Lung cancer is the fourth most frequently diagnosed malignant form of cancer in Europe and is the leading cause of death from cancer in both sexes. The identification of diagnostic and predictive biomarkers is essential in the choice of patient management strategy. Genetic information can be of great help in clinical decisions because it can be used to predict survival – prognostic biomarker – or to predict treatment response – predictive biomarker.

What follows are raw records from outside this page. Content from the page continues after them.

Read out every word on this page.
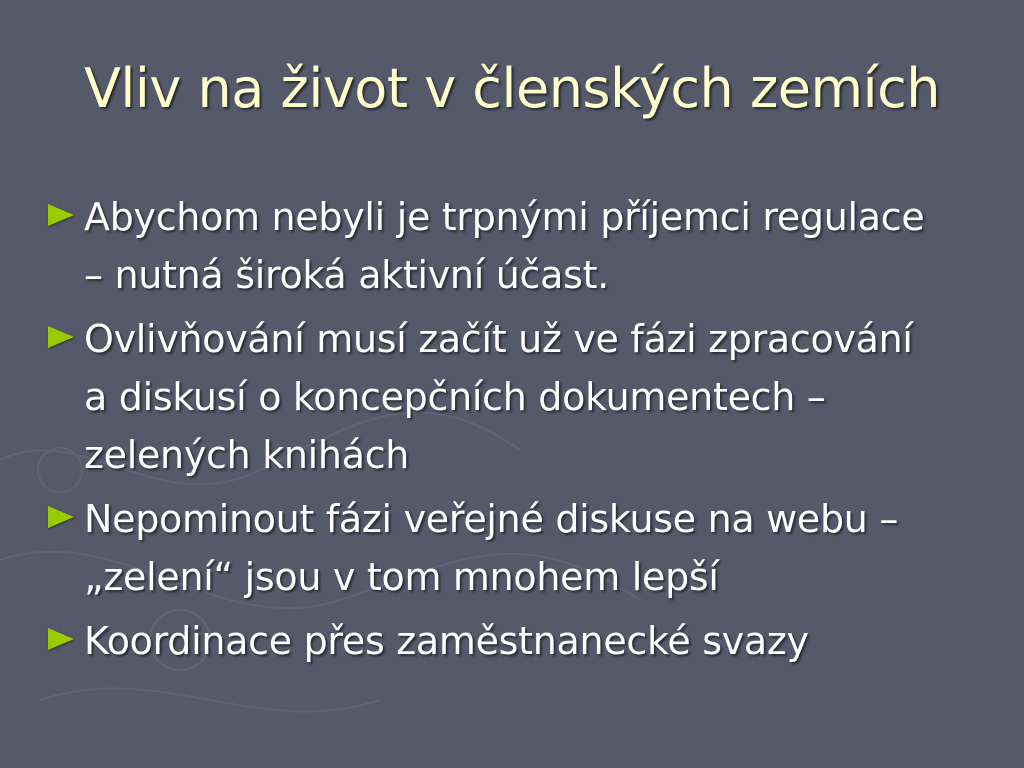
Vliv na život v členských zemích
Abychom nebyli je trpnými příjemci regulace
– nutná široká aktivní účast.
Ovlivňování musí začít už ve fázi zpracování
a diskusí o koncepčních dokumentech –
zelených knihách
Nepominout fázi veřejné diskuse na webu –
„zelení“ jsou v tom mnohem lepší
Koordinace přes zaměstnanecké svazy
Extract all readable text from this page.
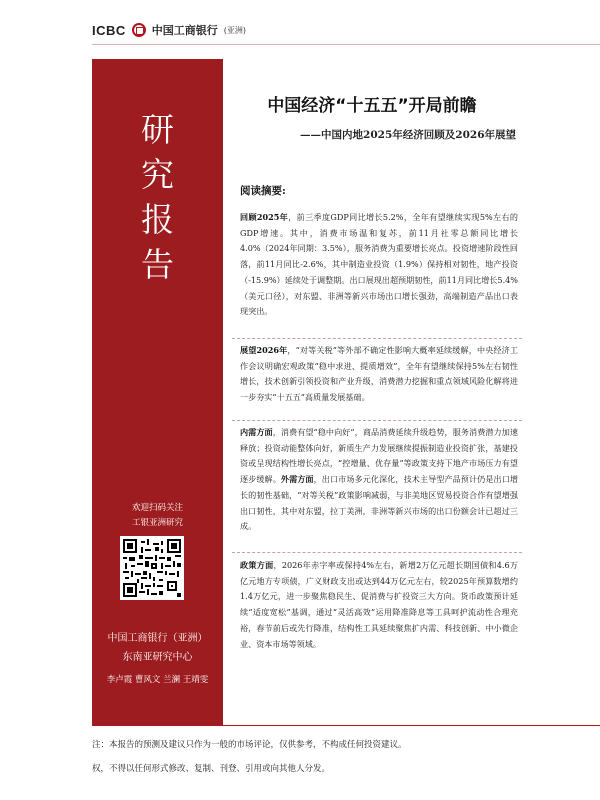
ICBC 中国工商银行 (亚洲)
研
究
报
告
欢迎扫码关注
工银亚洲研究
中国工商银行（亚洲）
东南亚研究中心
李卢霞 曹风文 兰澜 王靖雯
中国经济“十五五”开局前瞻
——中国内地2025年经济回顾及2026年展望
阅读摘要:
回顾2025年，前三季度GDP同比增长5.2%，全年有望继续实现5%左右的GDP增速。其中，消费市场温和复苏，前11月社零总额同比增长4.0%（2024年同期：3.5%），服务消费为重要增长亮点。投资增速阶段性回落，前11月同比-2.6%，其中制造业投资（1.9%）保持相对韧性，地产投资（-15.9%）延续处于调整期。出口展现出超预期韧性，前11月同比增长5.4%（美元口径），对东盟、非洲等新兴市场出口增长强劲，高端制造产品出口表现突出。
展望2026年，“对等关税”等外部不确定性影响大概率延续缓解，中央经济工作会议明确宏观政策“稳中求进、提质增效”，全年有望继续保持5%左右韧性增长，技术创新引领投资和产业升级，消费潜力挖掘和重点领域风险化解将进一步夯实“十五五”高质量发展基础。
内需方面，消费有望“稳中向好”，商品消费延续升级趋势，服务消费潜力加速释放；投资动能整体向好，新质生产力发展继续提振制造业投资扩张，基建投资或呈现结构性增长亮点，“控增量、优存量”等政策支持下地产市场压力有望逐步缓解。外需方面，出口市场多元化深化，技术主导型产品预计仍是出口增长的韧性基础，“对等关税”政策影响减弱，与非美地区贸易投资合作有望增强出口韧性，其中对东盟，拉丁美洲，非洲等新兴市场的出口份额会计已超过三成。
政策方面，2026年赤字率或保持4%左右，新增2万亿元超长期国债和4.6万亿元地方专项债，广义财政支出或达到44万亿元左右，较2025年预算数增约1.4万亿元，进一步聚焦稳民生、促消费与扩投资三大方向。货币政策预计延续“适度宽松”基调，通过“灵活高效”运用降准降息等工具呵护流动性合理充裕，春节前后或先行降准，结构性工具延续聚焦扩内需、科技创新、中小微企业、资本市场等领域。
注：本报告的预测及建议只作为一般的市场评论，仅供参考，不构成任何投资建议。
权，不得以任何形式修改、复制、刊登、引用或向其他人分发。
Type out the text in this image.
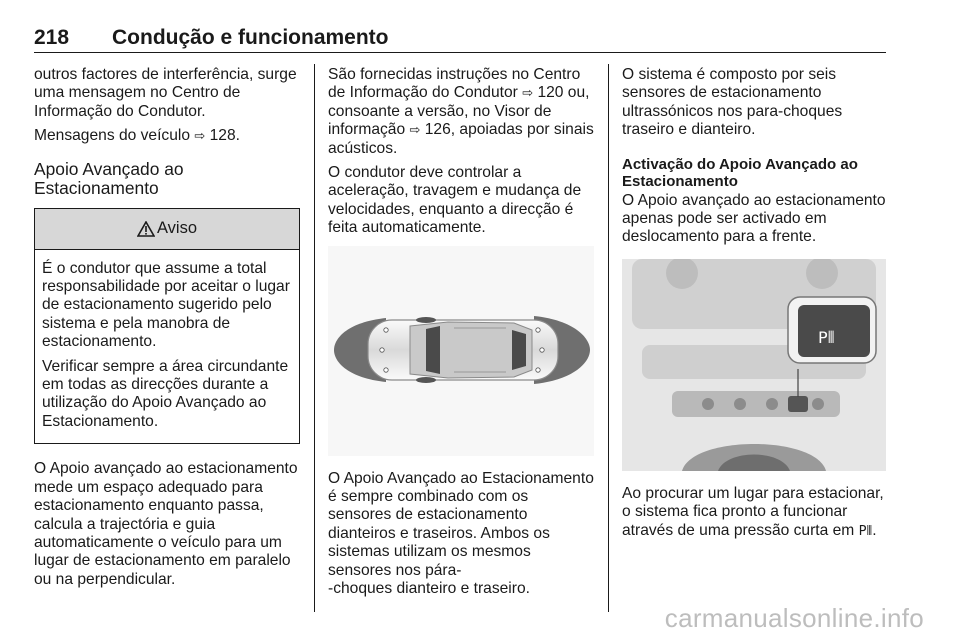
218 Condução e funcionamento

outros factores de interferência, surge uma mensagem no Centro de Informação do Condutor.

Mensagens do veículo ⇨ 128.

Apoio Avançado ao Estacionamento
Aviso

É o condutor que assume a total responsabilidade por aceitar o lugar de estacionamento sugerido pelo sistema e pela manobra de estacionamento.

Verificar sempre a área circundante em todas as direcções durante a utilização do Apoio Avançado ao Estacionamento.

O Apoio avançado ao estacionamento mede um espaço adequado para estacionamento enquanto passa, calcula a trajectória e guia automaticamente o veículo para um lugar de estacionamento em paralelo ou na perpendicular.

São fornecidas instruções no Centro de Informação do Condutor ⇨ 120 ou, consoante a versão, no Visor de informação ⇨ 126, apoiadas por sinais acústicos.

O condutor deve controlar a aceleração, travagem e mudança de velocidades, enquanto a direcção é feita automaticamente.

O Apoio Avançado ao Estacionamento é sempre combinado com os sensores de estacionamento dianteiros e traseiros. Ambos os sistemas utilizam os mesmos sensores nos pára-
-choques dianteiro e traseiro.

O sistema é composto por seis sensores de estacionamento ultrassónicos nos para-choques traseiro e dianteiro.

Activação do Apoio Avançado ao Estacionamento

O Apoio avançado ao estacionamento apenas pode ser activado em deslocamento para a frente.

P⦀

Ao procurar um lugar para estacionar, o sistema fica pronto a funcionar através de uma pressão curta em P⦀.

carmanualsonline.info
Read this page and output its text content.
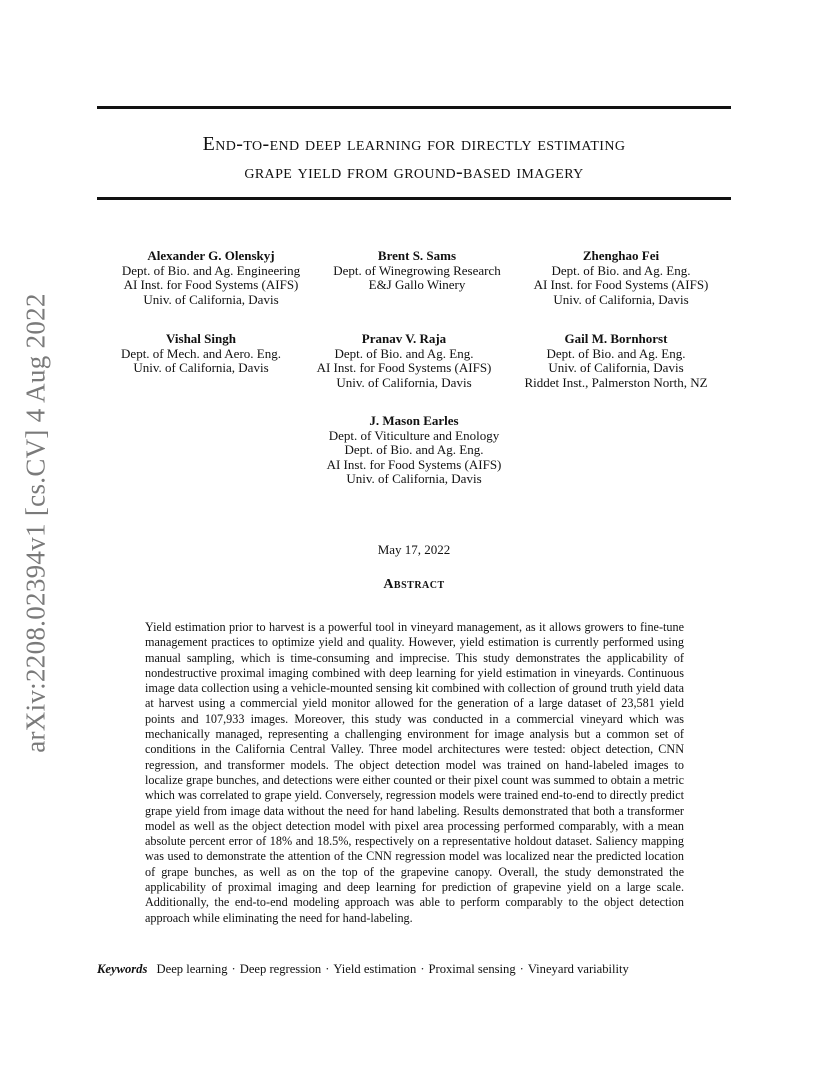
End-to-end deep learning for directly estimating
grape yield from ground-based imagery
arXiv:2208.02394v1 [cs.CV] 4 Aug 2022
Alexander G. Olenskyj
Dept. of Bio. and Ag. Engineering
AI Inst. for Food Systems (AIFS)
Univ. of California, Davis
Brent S. Sams
Dept. of Winegrowing Research
E&J Gallo Winery
Zhenghao Fei
Dept. of Bio. and Ag. Eng.
AI Inst. for Food Systems (AIFS)
Univ. of California, Davis
Vishal Singh
Dept. of Mech. and Aero. Eng.
Univ. of California, Davis
Pranav V. Raja
Dept. of Bio. and Ag. Eng.
AI Inst. for Food Systems (AIFS)
Univ. of California, Davis
Gail M. Bornhorst
Dept. of Bio. and Ag. Eng.
Univ. of California, Davis
Riddet Inst., Palmerston North, NZ
J. Mason Earles
Dept. of Viticulture and Enology
Dept. of Bio. and Ag. Eng.
AI Inst. for Food Systems (AIFS)
Univ. of California, Davis
May 17, 2022
Abstract

Yield estimation prior to harvest is a powerful tool in vineyard management, as it allows growers to fine-tune management practices to optimize yield and quality. However, yield estimation is currently performed using manual sampling, which is time-consuming and imprecise. This study demonstrates the applicability of nondestructive proximal imaging combined with deep learning for yield estimation in vineyards. Continuous image data collection using a vehicle-mounted sensing kit combined with collection of ground truth yield data at harvest using a commercial yield monitor allowed for the generation of a large dataset of 23,581 yield points and 107,933 images. Moreover, this study was conducted in a commercial vineyard which was mechanically managed, representing a challenging environment for image analysis but a common set of conditions in the California Central Valley. Three model architectures were tested: object detection, CNN regression, and transformer models. The object detection model was trained on hand-labeled images to localize grape bunches, and detections were either counted or their pixel count was summed to obtain a metric which was correlated to grape yield. Conversely, regression models were trained end-to-end to directly predict grape yield from image data without the need for hand labeling. Results demonstrated that both a transformer model as well as the object detection model with pixel area processing performed comparably, with a mean absolute percent error of 18% and 18.5%, respectively on a representative holdout dataset. Saliency mapping was used to demonstrate the attention of the CNN regression model was localized near the predicted location of grape bunches, as well as on the top of the grapevine canopy. Overall, the study demonstrated the applicability of proximal imaging and deep learning for prediction of grapevine yield on a large scale. Additionally, the end-to-end modeling approach was able to perform comparably to the object detection approach while eliminating the need for hand-labeling.

Keywords Deep learning · Deep regression · Yield estimation · Proximal sensing · Vineyard variability
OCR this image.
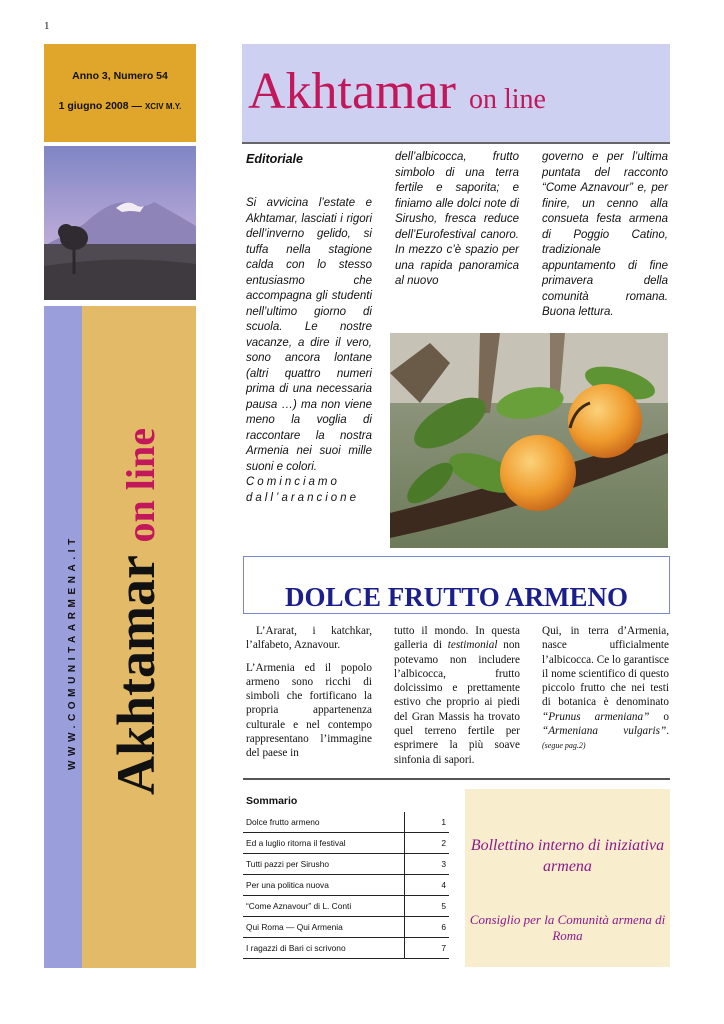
1
Anno 3, Numero 54
1 giugno 2008 — XCIV M.Y.
WWW.COMUNITAARMENA.IT Akhtamar on line
Akhtamar on line
Editoriale

Si avvicina l’estate e Akhtamar, lasciati i rigori dell’inverno gelido, si tuffa nella stagione calda con lo stesso entusiasmo che accompagna gli studenti nell’ultimo giorno di scuola. Le nostre vacanze, a dire il vero, sono ancora lontane (altri quattro numeri prima di una necessaria pausa …) ma non viene meno la voglia di raccontare la nostra Armenia nei suoi mille suoni e colori.

Cominciamo dall’arancione

dell’albicocca, frutto simbolo di una terra fertile e saporita; e finiamo alle dolci note di Sirusho, fresca reduce dell’Eurofestival canoro. In mezzo c’è spazio per una rapida panoramica al nuovo

governo e per l’ultima puntata del racconto “Come Aznavour” e, per finire, un cenno alla consueta festa armena di Poggio Catino, tradizionale appuntamento di fine primavera della comunità romana. Buona lettura.

DOLCE FRUTTO ARMENO

L’Ararat, i katchkar, l’alfabeto, Aznavour.

L’Armenia ed il popolo armeno sono ricchi di simboli che fortificano la propria appartenenza culturale e nel contempo rappresentano l’immagine del paese in

tutto il mondo. In questa galleria di testimonial non potevamo non includere l’albicocca, frutto dolcissimo e prettamente estivo che proprio ai piedi del Gran Massis ha trovato quel terreno fertile per esprimere la più soave sinfonia di sapori.

Qui, in terra d’Armenia, nasce ufficialmente l’albicocca. Ce lo garantisce il nome scientifico di questo piccolo frutto che nei testi di botanica è denominato “Prunus armeniana” o “Armeniana vulgaris”. (segue pag.2)

Sommario
Dolce frutto armeno	1
Ed a luglio ritorna il festival	2
Tutti pazzi per Sirusho	3
Per una politica nuova	4
“Come Aznavour” di L. Conti	5
Qui Roma — Qui Armenia	6
I ragazzi di Bari ci scrivono	7
Bollettino interno di iniziativa armena
Consiglio per la Comunità armena di Roma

Diagnostic imaging provides significant data on tumour characteristics. In recent years, important progress has been made through advanced imaging analysis using Radiomics and Artificial Intelligence programs. Radiomics is a sophisticated technique that allows to extract quantitative information from imaging (CT and PET) and integrate it with the patient’s clinical data and the genetic characteristics of the tumor (Radiogenomics).
Aim of the research
We aim to develop a platform based on artificial intelligence that would be able to analyze medical images, extract clinical and instrumental data – with automatic or semi-automatic methods – from electronic medical records, de-identify patient data (with due respect for privacy) and build a predictive model to stratify the individual patient’s risk. To realize this project, we are going to use a clinical scenario based on lung cancer. Therefore, we select patients with non-small cell lung cancer (NSCLC) by extracting the clinical and biological information from clinical records. We will also analyze CT and PET images using dedicated algorithms and deep neural networks based on the amount of data available. The results will be integrated with mutational and clinical data to build a predictive model. The approach can provide relevant information on the patient’s prognosis and can be used prospectively in patients with non-small cell lung cancer and, in the future, in case of other neoplasms.
Five researchers are involved in the project. The first phase will be completed in two years, while the entire project will end in five years.
How are the medical skills and the competences of the data scientists integrated? Doctors identify clinical needs and priorities. Based on this information, they design a research protocol and implement it with the support of the engineers involved in the project.